10B. Explain the following approaches used in the file recovery in Distributed Systems: (a) Logging and (b) Shadow versions. Ans, (a) Logging Logging is a technique used in file recovery that involves maintaining a record of all changes made to files. This log helps in recovering files to a consistent state after a failure.  Write-Ahead Logging: Before any changes are made to the actual file, the changes are first recorded in a log.

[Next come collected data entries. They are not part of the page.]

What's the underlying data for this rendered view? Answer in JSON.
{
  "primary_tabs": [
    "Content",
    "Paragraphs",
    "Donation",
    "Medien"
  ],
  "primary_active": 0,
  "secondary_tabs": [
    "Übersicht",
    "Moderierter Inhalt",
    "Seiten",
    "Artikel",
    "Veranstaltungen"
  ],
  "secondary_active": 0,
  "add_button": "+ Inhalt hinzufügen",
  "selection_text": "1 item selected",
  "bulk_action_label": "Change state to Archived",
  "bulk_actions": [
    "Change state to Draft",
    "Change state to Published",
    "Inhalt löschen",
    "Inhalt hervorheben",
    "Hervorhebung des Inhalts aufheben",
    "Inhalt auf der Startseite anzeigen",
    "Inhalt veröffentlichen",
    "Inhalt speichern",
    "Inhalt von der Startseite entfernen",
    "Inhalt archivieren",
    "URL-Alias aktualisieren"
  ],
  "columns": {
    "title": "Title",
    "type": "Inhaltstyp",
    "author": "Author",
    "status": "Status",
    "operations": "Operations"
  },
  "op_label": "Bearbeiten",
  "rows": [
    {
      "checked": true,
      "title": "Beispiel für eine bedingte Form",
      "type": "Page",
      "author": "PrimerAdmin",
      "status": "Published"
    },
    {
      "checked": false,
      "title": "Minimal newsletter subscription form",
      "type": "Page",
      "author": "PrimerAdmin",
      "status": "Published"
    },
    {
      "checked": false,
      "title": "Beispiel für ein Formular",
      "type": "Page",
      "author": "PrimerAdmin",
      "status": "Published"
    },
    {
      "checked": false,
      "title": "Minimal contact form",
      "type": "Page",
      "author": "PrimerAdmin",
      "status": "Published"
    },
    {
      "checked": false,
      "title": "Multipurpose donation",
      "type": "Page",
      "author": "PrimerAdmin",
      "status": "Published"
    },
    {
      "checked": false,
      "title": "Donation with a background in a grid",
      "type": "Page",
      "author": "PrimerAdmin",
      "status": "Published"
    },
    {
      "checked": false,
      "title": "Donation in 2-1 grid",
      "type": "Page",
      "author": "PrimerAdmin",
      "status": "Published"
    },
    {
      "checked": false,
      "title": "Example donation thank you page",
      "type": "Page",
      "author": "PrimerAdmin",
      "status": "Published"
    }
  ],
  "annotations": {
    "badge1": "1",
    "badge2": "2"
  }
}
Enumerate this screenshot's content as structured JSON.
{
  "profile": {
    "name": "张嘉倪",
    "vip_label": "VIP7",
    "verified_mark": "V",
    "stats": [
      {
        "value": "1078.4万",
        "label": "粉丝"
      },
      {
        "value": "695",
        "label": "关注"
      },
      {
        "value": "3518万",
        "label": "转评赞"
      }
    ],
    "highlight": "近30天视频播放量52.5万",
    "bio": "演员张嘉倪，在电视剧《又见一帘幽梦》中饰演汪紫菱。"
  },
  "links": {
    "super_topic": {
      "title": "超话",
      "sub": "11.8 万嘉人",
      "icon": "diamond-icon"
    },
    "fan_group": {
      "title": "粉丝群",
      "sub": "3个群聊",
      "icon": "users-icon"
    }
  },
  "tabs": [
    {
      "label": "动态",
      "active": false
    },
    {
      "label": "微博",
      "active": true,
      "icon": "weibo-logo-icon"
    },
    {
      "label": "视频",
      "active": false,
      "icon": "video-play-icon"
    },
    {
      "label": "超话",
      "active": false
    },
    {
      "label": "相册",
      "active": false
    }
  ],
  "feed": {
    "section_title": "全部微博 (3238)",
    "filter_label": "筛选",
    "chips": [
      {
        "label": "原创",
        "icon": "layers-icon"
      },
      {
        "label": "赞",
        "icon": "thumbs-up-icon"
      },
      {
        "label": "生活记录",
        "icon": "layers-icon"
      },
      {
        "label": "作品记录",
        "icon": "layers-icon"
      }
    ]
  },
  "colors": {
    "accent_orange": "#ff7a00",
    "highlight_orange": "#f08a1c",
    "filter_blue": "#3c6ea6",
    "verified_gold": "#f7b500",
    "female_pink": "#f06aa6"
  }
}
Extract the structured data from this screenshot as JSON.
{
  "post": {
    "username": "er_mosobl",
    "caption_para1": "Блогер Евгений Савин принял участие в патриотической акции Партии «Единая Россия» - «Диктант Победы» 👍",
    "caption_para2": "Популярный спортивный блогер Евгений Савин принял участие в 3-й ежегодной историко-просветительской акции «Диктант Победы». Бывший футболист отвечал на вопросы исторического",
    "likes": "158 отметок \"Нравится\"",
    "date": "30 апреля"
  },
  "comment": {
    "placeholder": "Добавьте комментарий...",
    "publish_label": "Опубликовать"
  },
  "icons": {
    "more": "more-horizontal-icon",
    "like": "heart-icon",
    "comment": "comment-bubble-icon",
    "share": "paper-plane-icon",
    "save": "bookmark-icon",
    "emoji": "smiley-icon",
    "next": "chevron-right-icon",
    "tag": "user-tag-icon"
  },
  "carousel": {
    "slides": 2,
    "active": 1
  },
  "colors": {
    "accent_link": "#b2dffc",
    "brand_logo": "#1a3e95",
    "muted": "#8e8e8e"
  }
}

This ensures that if a failure occurs during the write process, the system can refer to the log to either complete the operation or roll back to the last consistent state.  Types of Logs: Transaction Logs: These logs record all operations of a transaction, allowing for recovery by replaying or undoing specific transactions.  Checkpointing: Periodically, the system saves a snapshot of the current state of files. In case of a failure, the system can revert to the last checkpoint and apply the log entries to bring the files up to date.  Recovery Process: Upon recovery, the system reads the log to determine which operations were completed and which were not, allowing it to restore the files to a consistent state. (b) Shadow Versions Shadow versions involve maintaining a copy of the file (the shadow) that represents its previous state before any changes are made. This approach allows for quick recovery without the need to roll back changes.  How It Works: When a file is modified, the system creates a shadow copy of the file’s current state. The new changes are then applied to the original file. If a failure occurs or if the changes need to be discarded, the system can simply revert to the shadow version without needing to analyze logs or undo operations.  Advantages:  Fast Recovery: Since the previous state is readily available, recovery can be instantaneous.  Minimal Overhead: The system does not need to maintain extensive logs, reducing the overhead associated with logging.  Considerations: While shadow versions provide quick recovery, they may require additional storage space for the copies, and managing multiple versions can become complex if not handled properly.